“We recognize now, all of us, that, in the lapse of men’s years, one long reckoning of his mortality is, and from all known ages has been, written on the walls of his vessels. We may suppose that in the primitive man, by external conditions if not by innate capacity, life was of comparatively brief duration. Domestic animals seem, as a rule, not to live long enough to use up their arteries or not to live ill enough to abuse them, and amongst these creatures atheroma, though not unknown, has not been commonly observed. We may reasonably conjecture that, as in Stable Societies human life became protracted, the arteries got time to wear out.”

There is plenty of evidence from the mummies of Egypt that atheroma and sclerosis were common, not only in advanced age, but in the middle years of life. We cannot know intimately the life that these old people lived, but we can pretty well picture from history both the height of luxury and the nervous strain. Civilization brings without doubt more comfort, more luxury, and more scientific knowledge, but it seldom brings more true personal wisdom. The philosophical calm and contentment with simple pleasures, and wise simplicity of life, are still the exception. To use a slang expression, we are nearly all of us “on the make,” stretching forth eager hands and hearts towards the will-o’-the-wisp of wealth and advancement, while we let the real values and beauties of life pass us by and so we continually miss our markets. The great war has taught us one good lesson, viz., that we can live and be well—nay, better—on much less food and on simpler than was our former custom; but it has increased, at any rate for the present, the struggle for and the pain of mere existence.
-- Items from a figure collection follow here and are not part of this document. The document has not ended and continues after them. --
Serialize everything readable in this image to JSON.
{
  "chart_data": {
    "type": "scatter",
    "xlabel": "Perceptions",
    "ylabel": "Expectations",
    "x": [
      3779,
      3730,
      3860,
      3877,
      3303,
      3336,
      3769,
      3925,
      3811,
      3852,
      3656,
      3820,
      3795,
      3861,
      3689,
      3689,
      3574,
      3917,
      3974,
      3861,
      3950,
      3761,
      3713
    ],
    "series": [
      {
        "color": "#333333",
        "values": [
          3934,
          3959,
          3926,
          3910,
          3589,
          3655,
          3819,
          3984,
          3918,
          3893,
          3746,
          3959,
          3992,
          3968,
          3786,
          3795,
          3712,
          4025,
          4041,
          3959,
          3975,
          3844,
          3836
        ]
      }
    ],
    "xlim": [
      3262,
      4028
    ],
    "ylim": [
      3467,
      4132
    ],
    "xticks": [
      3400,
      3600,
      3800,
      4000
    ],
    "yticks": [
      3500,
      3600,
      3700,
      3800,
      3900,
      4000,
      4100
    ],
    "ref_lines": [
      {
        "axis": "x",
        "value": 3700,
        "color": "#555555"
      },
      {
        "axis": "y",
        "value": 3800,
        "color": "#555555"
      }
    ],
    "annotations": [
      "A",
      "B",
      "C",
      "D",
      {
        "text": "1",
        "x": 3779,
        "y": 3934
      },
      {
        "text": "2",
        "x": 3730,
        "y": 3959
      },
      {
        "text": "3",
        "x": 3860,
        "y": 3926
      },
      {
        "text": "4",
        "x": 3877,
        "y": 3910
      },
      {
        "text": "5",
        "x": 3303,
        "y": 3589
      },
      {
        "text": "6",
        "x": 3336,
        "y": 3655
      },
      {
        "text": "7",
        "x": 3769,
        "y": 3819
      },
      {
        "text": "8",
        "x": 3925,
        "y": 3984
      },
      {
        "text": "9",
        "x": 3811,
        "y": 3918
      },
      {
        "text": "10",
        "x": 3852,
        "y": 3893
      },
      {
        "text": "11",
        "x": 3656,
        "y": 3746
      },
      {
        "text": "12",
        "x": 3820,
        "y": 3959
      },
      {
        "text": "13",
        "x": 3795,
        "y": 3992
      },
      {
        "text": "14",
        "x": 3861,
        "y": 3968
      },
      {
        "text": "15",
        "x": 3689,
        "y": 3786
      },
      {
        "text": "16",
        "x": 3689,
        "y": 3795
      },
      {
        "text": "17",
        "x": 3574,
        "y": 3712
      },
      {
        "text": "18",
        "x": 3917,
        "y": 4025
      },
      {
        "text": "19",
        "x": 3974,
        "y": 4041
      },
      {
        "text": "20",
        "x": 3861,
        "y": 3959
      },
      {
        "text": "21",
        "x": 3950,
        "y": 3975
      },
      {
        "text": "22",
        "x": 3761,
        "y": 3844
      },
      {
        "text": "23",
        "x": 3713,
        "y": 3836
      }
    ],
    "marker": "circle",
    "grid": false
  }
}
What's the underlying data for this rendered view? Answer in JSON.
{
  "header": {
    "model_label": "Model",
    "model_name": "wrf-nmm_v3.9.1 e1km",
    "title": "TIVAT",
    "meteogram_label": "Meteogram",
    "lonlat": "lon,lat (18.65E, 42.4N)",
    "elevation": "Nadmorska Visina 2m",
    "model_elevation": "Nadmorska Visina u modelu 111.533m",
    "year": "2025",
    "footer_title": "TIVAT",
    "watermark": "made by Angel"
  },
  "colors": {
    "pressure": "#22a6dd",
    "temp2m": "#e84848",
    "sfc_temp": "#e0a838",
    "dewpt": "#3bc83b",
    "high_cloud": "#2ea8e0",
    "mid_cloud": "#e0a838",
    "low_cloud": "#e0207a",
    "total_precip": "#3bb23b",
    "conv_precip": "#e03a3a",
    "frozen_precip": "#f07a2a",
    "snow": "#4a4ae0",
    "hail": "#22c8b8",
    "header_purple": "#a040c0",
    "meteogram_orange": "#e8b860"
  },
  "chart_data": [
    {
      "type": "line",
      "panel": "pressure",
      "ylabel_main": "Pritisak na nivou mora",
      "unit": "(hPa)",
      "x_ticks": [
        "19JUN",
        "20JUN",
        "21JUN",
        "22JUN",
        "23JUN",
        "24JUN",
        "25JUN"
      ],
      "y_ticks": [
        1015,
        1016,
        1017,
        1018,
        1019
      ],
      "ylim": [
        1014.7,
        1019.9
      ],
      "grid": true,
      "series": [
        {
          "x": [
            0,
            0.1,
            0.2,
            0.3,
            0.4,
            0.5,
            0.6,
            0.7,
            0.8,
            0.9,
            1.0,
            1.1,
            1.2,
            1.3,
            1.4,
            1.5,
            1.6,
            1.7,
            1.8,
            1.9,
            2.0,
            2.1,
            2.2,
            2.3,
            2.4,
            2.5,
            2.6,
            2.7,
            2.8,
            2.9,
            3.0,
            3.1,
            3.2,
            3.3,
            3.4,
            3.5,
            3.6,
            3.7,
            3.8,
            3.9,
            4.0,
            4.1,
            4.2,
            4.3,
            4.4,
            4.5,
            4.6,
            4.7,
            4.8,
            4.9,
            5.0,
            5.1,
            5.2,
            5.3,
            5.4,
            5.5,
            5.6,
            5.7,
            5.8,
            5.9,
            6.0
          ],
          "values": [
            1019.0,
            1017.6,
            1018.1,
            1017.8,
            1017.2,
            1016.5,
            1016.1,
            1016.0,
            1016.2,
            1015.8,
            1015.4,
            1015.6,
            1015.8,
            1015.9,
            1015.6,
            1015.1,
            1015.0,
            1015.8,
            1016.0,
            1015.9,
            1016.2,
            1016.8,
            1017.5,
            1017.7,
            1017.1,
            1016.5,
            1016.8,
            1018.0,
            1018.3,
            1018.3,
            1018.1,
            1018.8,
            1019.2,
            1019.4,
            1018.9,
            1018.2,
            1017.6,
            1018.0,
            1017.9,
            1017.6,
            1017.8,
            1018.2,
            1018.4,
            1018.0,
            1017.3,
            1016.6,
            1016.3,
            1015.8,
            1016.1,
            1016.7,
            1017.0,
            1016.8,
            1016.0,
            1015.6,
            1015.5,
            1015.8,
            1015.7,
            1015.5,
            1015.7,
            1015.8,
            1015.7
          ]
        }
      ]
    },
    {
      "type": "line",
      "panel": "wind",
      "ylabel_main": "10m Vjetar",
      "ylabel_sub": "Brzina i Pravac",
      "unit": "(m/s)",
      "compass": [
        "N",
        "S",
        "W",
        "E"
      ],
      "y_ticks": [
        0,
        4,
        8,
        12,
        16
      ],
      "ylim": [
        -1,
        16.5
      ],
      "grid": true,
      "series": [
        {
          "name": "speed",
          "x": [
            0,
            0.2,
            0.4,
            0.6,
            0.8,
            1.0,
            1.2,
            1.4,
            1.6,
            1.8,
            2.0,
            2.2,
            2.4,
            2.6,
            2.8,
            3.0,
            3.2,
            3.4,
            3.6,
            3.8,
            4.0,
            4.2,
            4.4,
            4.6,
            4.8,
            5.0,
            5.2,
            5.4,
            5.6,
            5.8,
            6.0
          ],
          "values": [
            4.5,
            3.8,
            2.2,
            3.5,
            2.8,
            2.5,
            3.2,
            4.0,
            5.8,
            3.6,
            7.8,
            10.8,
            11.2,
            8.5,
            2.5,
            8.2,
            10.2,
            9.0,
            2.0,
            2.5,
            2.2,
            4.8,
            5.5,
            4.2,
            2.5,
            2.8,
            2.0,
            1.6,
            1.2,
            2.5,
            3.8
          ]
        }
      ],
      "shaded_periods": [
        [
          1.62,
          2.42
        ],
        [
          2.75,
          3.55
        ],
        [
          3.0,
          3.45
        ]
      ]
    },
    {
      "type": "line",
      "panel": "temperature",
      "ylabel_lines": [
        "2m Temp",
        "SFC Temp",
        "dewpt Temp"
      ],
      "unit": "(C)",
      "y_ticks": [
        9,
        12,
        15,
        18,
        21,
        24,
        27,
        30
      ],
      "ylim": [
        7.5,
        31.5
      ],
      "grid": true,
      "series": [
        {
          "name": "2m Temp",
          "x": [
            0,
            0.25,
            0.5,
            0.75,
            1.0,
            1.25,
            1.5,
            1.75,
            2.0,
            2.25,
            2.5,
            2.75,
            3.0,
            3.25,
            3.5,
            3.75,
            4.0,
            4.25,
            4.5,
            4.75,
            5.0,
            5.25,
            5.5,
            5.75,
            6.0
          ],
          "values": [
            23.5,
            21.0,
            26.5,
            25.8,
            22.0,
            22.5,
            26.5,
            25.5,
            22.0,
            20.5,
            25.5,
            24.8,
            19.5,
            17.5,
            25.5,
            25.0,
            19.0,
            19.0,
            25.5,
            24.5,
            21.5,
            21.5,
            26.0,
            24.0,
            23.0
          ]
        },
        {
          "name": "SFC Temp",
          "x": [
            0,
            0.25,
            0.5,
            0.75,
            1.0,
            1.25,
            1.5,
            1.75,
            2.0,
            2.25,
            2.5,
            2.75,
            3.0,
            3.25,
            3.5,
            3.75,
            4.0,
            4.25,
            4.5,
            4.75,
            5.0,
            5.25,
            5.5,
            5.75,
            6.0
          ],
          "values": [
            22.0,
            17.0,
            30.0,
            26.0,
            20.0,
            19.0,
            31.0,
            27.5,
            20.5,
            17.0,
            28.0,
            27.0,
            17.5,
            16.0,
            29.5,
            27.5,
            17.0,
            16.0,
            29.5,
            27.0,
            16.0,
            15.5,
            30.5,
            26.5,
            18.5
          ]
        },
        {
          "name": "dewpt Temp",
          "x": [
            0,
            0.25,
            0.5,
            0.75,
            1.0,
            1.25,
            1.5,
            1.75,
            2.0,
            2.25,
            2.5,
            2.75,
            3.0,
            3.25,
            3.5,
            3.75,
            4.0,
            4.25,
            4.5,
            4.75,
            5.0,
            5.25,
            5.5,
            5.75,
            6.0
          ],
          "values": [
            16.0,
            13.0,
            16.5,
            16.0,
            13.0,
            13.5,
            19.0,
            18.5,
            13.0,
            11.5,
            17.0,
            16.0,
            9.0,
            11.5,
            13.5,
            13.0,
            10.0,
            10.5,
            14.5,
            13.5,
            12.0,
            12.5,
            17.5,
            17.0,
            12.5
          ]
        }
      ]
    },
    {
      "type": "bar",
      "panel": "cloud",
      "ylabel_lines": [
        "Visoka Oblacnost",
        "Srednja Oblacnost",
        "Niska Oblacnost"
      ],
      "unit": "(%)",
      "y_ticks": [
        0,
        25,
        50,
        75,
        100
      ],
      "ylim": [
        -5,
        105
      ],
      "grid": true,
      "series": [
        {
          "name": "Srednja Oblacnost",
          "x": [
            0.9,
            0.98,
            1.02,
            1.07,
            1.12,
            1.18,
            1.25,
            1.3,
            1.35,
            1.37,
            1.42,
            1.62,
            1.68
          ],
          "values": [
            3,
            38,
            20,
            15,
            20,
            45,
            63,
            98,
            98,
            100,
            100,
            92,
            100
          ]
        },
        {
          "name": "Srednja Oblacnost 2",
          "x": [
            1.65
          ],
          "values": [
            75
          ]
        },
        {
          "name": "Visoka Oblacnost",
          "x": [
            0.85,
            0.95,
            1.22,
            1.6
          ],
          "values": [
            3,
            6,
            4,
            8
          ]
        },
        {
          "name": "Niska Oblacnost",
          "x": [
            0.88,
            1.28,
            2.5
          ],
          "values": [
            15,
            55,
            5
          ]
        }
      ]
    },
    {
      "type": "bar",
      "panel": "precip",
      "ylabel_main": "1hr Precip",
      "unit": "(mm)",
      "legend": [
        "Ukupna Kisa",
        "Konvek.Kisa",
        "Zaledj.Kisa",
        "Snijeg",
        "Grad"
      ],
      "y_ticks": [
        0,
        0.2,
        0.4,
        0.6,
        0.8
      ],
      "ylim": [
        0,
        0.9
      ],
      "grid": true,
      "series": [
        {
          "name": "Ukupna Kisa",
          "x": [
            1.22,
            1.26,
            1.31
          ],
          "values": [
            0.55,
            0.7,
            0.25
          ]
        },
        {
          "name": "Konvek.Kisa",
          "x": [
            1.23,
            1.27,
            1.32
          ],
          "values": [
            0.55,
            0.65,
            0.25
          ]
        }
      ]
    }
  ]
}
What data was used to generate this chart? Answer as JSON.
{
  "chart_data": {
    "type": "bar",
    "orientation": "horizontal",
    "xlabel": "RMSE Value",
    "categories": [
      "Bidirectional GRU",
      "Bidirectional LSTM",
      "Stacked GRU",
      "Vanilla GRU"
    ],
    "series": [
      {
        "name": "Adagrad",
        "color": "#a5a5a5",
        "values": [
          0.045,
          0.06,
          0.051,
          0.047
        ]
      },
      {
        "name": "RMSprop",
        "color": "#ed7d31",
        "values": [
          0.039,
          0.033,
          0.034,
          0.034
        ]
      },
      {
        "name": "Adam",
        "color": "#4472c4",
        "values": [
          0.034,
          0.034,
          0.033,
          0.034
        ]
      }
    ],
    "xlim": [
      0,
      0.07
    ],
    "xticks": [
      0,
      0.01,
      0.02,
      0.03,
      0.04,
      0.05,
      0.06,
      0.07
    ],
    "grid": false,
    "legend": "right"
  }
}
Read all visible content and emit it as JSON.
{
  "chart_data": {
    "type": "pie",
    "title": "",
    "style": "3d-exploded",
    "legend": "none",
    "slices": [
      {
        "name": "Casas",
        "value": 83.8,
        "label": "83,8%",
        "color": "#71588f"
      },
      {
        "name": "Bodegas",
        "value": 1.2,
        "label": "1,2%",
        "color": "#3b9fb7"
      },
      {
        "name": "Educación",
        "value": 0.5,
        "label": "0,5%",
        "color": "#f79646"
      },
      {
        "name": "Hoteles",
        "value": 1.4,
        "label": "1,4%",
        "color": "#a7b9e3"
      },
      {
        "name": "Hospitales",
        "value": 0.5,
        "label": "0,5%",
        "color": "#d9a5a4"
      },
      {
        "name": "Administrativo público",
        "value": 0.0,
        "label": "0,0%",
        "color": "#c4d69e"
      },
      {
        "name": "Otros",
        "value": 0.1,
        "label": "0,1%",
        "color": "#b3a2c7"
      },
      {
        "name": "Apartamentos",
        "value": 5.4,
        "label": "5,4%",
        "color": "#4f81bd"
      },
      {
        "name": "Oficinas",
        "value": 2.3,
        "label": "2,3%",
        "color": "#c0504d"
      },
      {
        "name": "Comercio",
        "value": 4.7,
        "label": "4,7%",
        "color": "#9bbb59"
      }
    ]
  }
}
We must nevertheless be optimistic, and hope that the great advance in science may soon make life easier, and the food of the world once again sufficient for its inhabitants; then, please God, materialism may shrink into the background and things spiritual come into their own. Not, however, by a reformed and wiser life alone do I hope to show the more excellent way, but to show that modern science has placed in our hands a preventer of decay and a prolonger of life and energy. I cannot promise that this discovery will take twenty years off a woman’s life and put twenty years on to her beauty, but I know that it will give many more years of fruitful and enjoyable work, with greater strength and better health.

CHAPTER II

ARTERIO-SCLEROSIS: ITS NATURE AND ITS CAUSES

The thickening chiefly of the middle coat of the arteries that we find in this disease is the first pathological sign, and it implies that morbid structural changes have begun; but long before this occurs, the predisposing causes have been at work. The actual structural change is the visible effect of the law that over-use of a muscle produces over-growth or hypertrophy. This is not a law of disease, but of purposeful utility, designed to meet emergencies of life. Still there is a further law in nature, that long-continued excessive use of any muscle leads to a form of hypertrophy which cannot maintain its vitality, but degenerates. Arteries must be treated as muscles, for their muscular coats contract and dilate, as circumstances demand, under the control of the nervous system.

Dr. George Oliver, in his third edition of Studies in Blood Pressure, among his fundamental data lays down this law:

“Though the left ventricle—dispensing its blood under a high pressure into the aorta—is the master hand in maintaining the arterial blood pressure, the height to which that pressure rises depends primarily on the resistance encountered in the peripheral arterial system, and in the capillaries, and, secondly, on the response of the ventricle to overcome that resistance. Given a normal ventricle the arterial tonus largely determines the ventricular response and the level of the arterial blood pressure; and this is the keynote of the physiological and pathological variations of that pressure.”

Arterial tension may be described thus: During the resting-time of the heart, between each beat, the circulation of the blood is maintained by the contractile power of the arteries, which steadily urges the blood onwards into the capillary vessels, and so into the veins. This power is known as arterial tension or pressure, and it is estimated fairly accurately by the sphygmomanometer. A large number of observations have taught us what is the average pressure at different ages of life, and thus we are able to talk about a normal or abnormal pressure.

If we hope to understand and successfully treat abnormal pressure and sclerosis, we must visualize the whole of this picture clearly, wisely, and in its due proportions. This we have not always done. The heart man, as Osler wittily said, “tinkers at the pump,” while the pressure man, with his manometer, concentrates on the pipes. To give a scientific description and explanation of the physics of the circulation is far beyond me, and would be inappropriate in a small practical work of this sort, but a study of some elaborate standard work, such as Sir Clifford Allbutt’s Diseases of the Arteries, or Halliburton’s Physiology, would do much to give a fair understanding of this intricate subject: but, as they so often acknowledge, the vital problem of the circulation, with its ever-changing demands, both general and local, can hardly be solved by the known laws of physics. Heat and cold, joy and grief, anger and fear, acting through the nerves of the vaso-motor system, all help to complicate the problem and often to confuse cause and effect.